Working Papers

Identifying treatment response subgroups in observational time-to-event data

Under review at ICLR

Identifying patient subgroups with different treatment responses is an important task to inform medical recommendations, guidelines, and the design of future clinical trials. Existing approaches for subgroup analysis primarily focus on Randomised Controlled Trials (RCTs), in which treatment assignment is randomised. Furthermore, the patient cohort of an RCT is often constrained by cost, and is not representative of the heterogeneity of patients likely to receive treatment in real-world clinical practice. Therefore, when applied to observational studies, such approaches suffer from significant statistical biases because of the non-randomisation of treatment. Our work introduces a novel, outcome-guided method for identifying treatment response subgroups in observational studies. Our approach assigns each patient to a subgroup associated with two time-to-event distributions: one under treatment and one under control regime. It hence positions itself in between individualised and average treatment effect estimation. The assumptions of our model result in a simple correction of the statistical bias from treatment non-randomisation through inverse propensity weighting. In experiments, our approach significantly outperforms the current state-of-the-art method for outcome-guided subgroup analysis in both randomised and observational treatment regimes.

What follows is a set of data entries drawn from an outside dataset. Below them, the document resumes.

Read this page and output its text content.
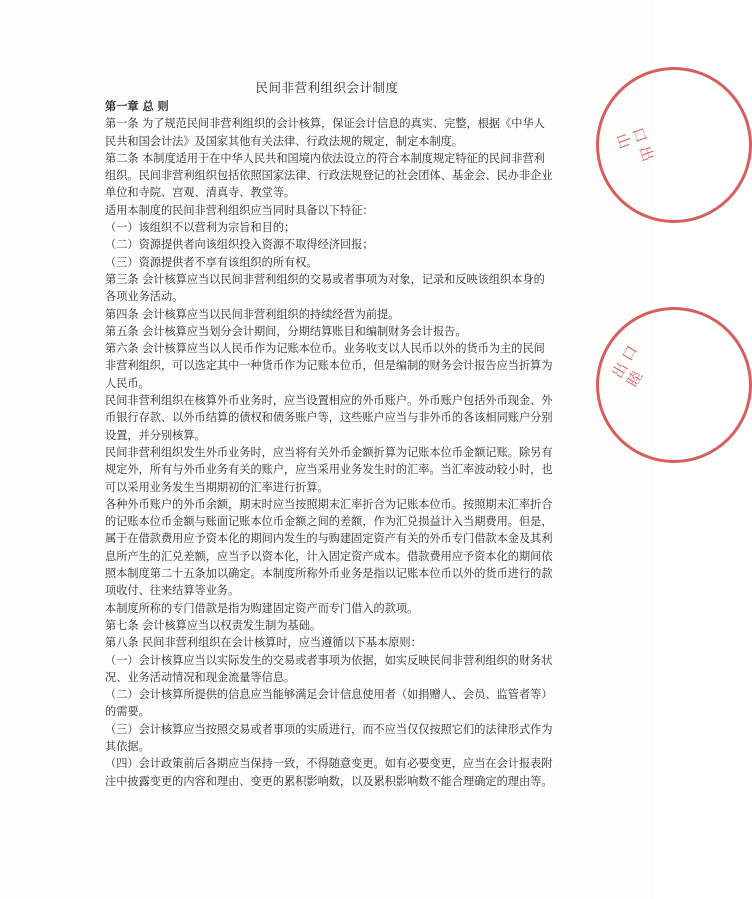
民间非营利组织会计制度

第一章 总 则

第一条 为了规范民间非营利组织的会计核算，保证会计信息的真实、完整，根据《中华人民共和国会计法》及国家其他有关法律、行政法规的规定，制定本制度。

第二条 本制度适用于在中华人民共和国境内依法设立的符合本制度规定特征的民间非营利组织。民间非营利组织包括依照国家法律、行政法规登记的社会团体、基金会、民办非企业单位和寺院、宫观、清真寺、教堂等。

适用本制度的民间非营利组织应当同时具备以下特征：

（一）该组织不以营利为宗旨和目的；

（二）资源提供者向该组织投入资源不取得经济回报；

（三）资源提供者不享有该组织的所有权。

第三条 会计核算应当以民间非营利组织的交易或者事项为对象，记录和反映该组织本身的各项业务活动。

第四条 会计核算应当以民间非营利组织的持续经营为前提。

第五条 会计核算应当划分会计期间，分期结算账目和编制财务会计报告。

第六条 会计核算应当以人民币作为记账本位币。业务收支以人民币以外的货币为主的民间非营利组织，可以选定其中一种货币作为记账本位币，但是编制的财务会计报告应当折算为人民币。

民间非营利组织在核算外币业务时，应当设置相应的外币账户。外币账户包括外币现金、外币银行存款、以外币结算的债权和债务账户等，这些账户应当与非外币的各该相同账户分别设置，并分别核算。

民间非营利组织发生外币业务时，应当将有关外币金额折算为记账本位币金额记账。除另有规定外，所有与外币业务有关的账户，应当采用业务发生时的汇率。当汇率波动较小时，也可以采用业务发生当期期初的汇率进行折算。

各种外币账户的外币余额，期末时应当按照期末汇率折合为记账本位币。按照期末汇率折合的记账本位币金额与账面记账本位币金额之间的差额，作为汇兑损益计入当期费用。但是，属于在借款费用应予资本化的期间内发生的与购建固定资产有关的外币专门借款本金及其利息所产生的汇兑差额，应当予以资本化，计入固定资产成本。借款费用应予资本化的期间依照本制度第二十五条加以确定。本制度所称外币业务是指以记账本位币以外的货币进行的款项收付、往来结算等业务。

本制度所称的专门借款是指为购建固定资产而专门借入的款项。

第七条 会计核算应当以权责发生制为基础。

第八条 民间非营利组织在会计核算时，应当遵循以下基本原则：

（一）会计核算应当以实际发生的交易或者事项为依据，如实反映民间非营利组织的财务状况、业务活动情况和现金流量等信息。

（二）会计核算所提供的信息应当能够满足会计信息使用者（如捐赠人、会员、监管者等）的需要。

（三）会计核算应当按照交易或者事项的实质进行，而不应当仅仅按照它们的法律形式作为其依据。

（四）会计政策前后各期应当保持一致，不得随意变更。如有必要变更，应当在会计报表附注中披露变更的内容和理由、变更的累积影响数，以及累积影响数不能合理确定的理由等。

口 出 山
出 口 睦
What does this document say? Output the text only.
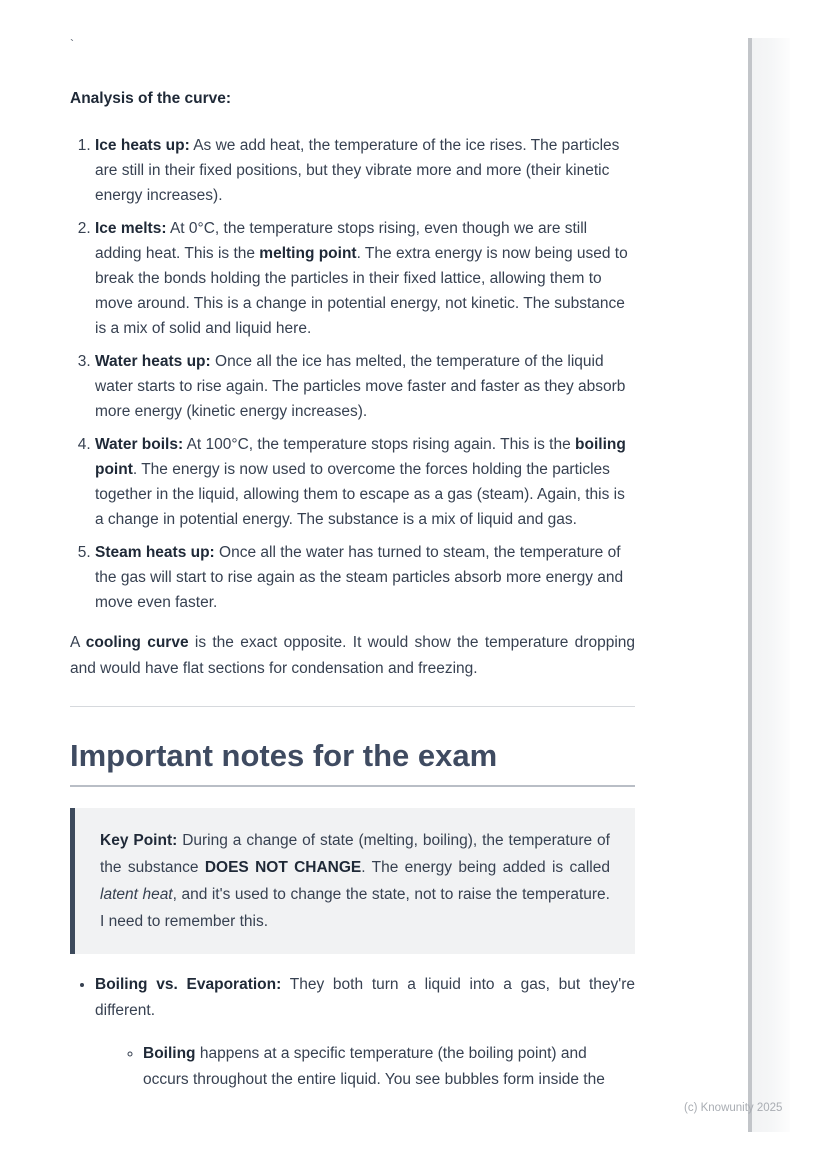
`

Analysis of the curve:

1. Ice heats up: As we add heat, the temperature of the ice rises. The particles are still in their fixed positions, but they vibrate more and more (their kinetic energy increases).
2. Ice melts: At 0°C, the temperature stops rising, even though we are still adding heat. This is the melting point. The extra energy is now being used to break the bonds holding the particles in their fixed lattice, allowing them to move around. This is a change in potential energy, not kinetic. The substance is a mix of solid and liquid here.
3. Water heats up: Once all the ice has melted, the temperature of the liquid water starts to rise again. The particles move faster and faster as they absorb more energy (kinetic energy increases).
4. Water boils: At 100°C, the temperature stops rising again. This is the boiling point. The energy is now used to overcome the forces holding the particles together in the liquid, allowing them to escape as a gas (steam). Again, this is a change in potential energy. The substance is a mix of liquid and gas.
5. Steam heats up: Once all the water has turned to steam, the temperature of the gas will start to rise again as the steam particles absorb more energy and move even faster.

A cooling curve is the exact opposite. It would show the temperature dropping and would have flat sections for condensation and freezing.

Important notes for the exam

Key Point: During a change of state (melting, boiling), the temperature of the substance DOES NOT CHANGE. The energy being added is called latent heat, and it's used to change the state, not to raise the temperature. I need to remember this.

• Boiling vs. Evaporation: They both turn a liquid into a gas, but they're different.
◦ Boiling happens at a specific temperature (the boiling point) and occurs throughout the entire liquid. You see bubbles form inside the
(c) Knowunity 2025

Recommended citation: Jeanselme, V., Yoon, C., Falck, F., Tom, B., Barrett, J. Identifying treatment response subgroups in observational time-to-event data.

Ignoring Competing Risks: Impact on Algorithmic Fairness

To be submitted to Management Science

Recommended citation: Jeanselme, V., Barrett, J., Tom, B. Ignoring Competing Risks: Impact on Algorithmic Fairness.

Imputation Strategies Under Clinical Presence: Impact on Algorithmic Fairness

Under review at Management Science (Reject and Resubmit)

Machine learning risks reinforcing biases present in data, and, as we argue in this work, in what is absent from data. In healthcare, biases have marked medical history, leading to unequal care affecting marginalised groups. Patterns in missing data often reflect these group discrepancies, but the algorithmic fairness implications of group-specific missingness are not well understood. Despite its potential impact, imputation is often an overlooked preprocessing step, with attention placed on the reduction of reconstruction error and overall performance, ignoring how imputation can affect groups differently. Our work studies how imputation choices affect reconstruction errors across groups and algorithmic fairness properties of downstream predictions. First, we provide a structured view of the relationship between clinical presence mechanisms and group-specific missingness patterns. Then, we theoretically demonstrate that the optimal choice between two common imputation strategies is under-determined, both in terms of group-specific imputation quality and of the gap in quality across groups. Particularly, the use of group-specific imputation strategies may counter-intuitively reduce data quality for marginalised group. We complement these theoretical results with simulations and real-world empirical evidence showing that imputation choices influence group-specific data quality and downstream algorithmic fairness, and that no imputation strategy consistently reduces group disparities in reconstruction error or predictions. Importantly, our results show that current practices may be detrimental to health equity as similarly performing imputation strategies at the population level can affect marginalised groups differently. Finally, we propose recommendations for mitigating inequities that may stem from an overlooked step of the machine learning pipeline.

Recommended citation: Jeanselme, V., De-Arteaga, M., Zhang, Z., Barrett, J., Tom, B. Imputation Strategies Under Clinical Presence: Impact on Algorithmic Fairness.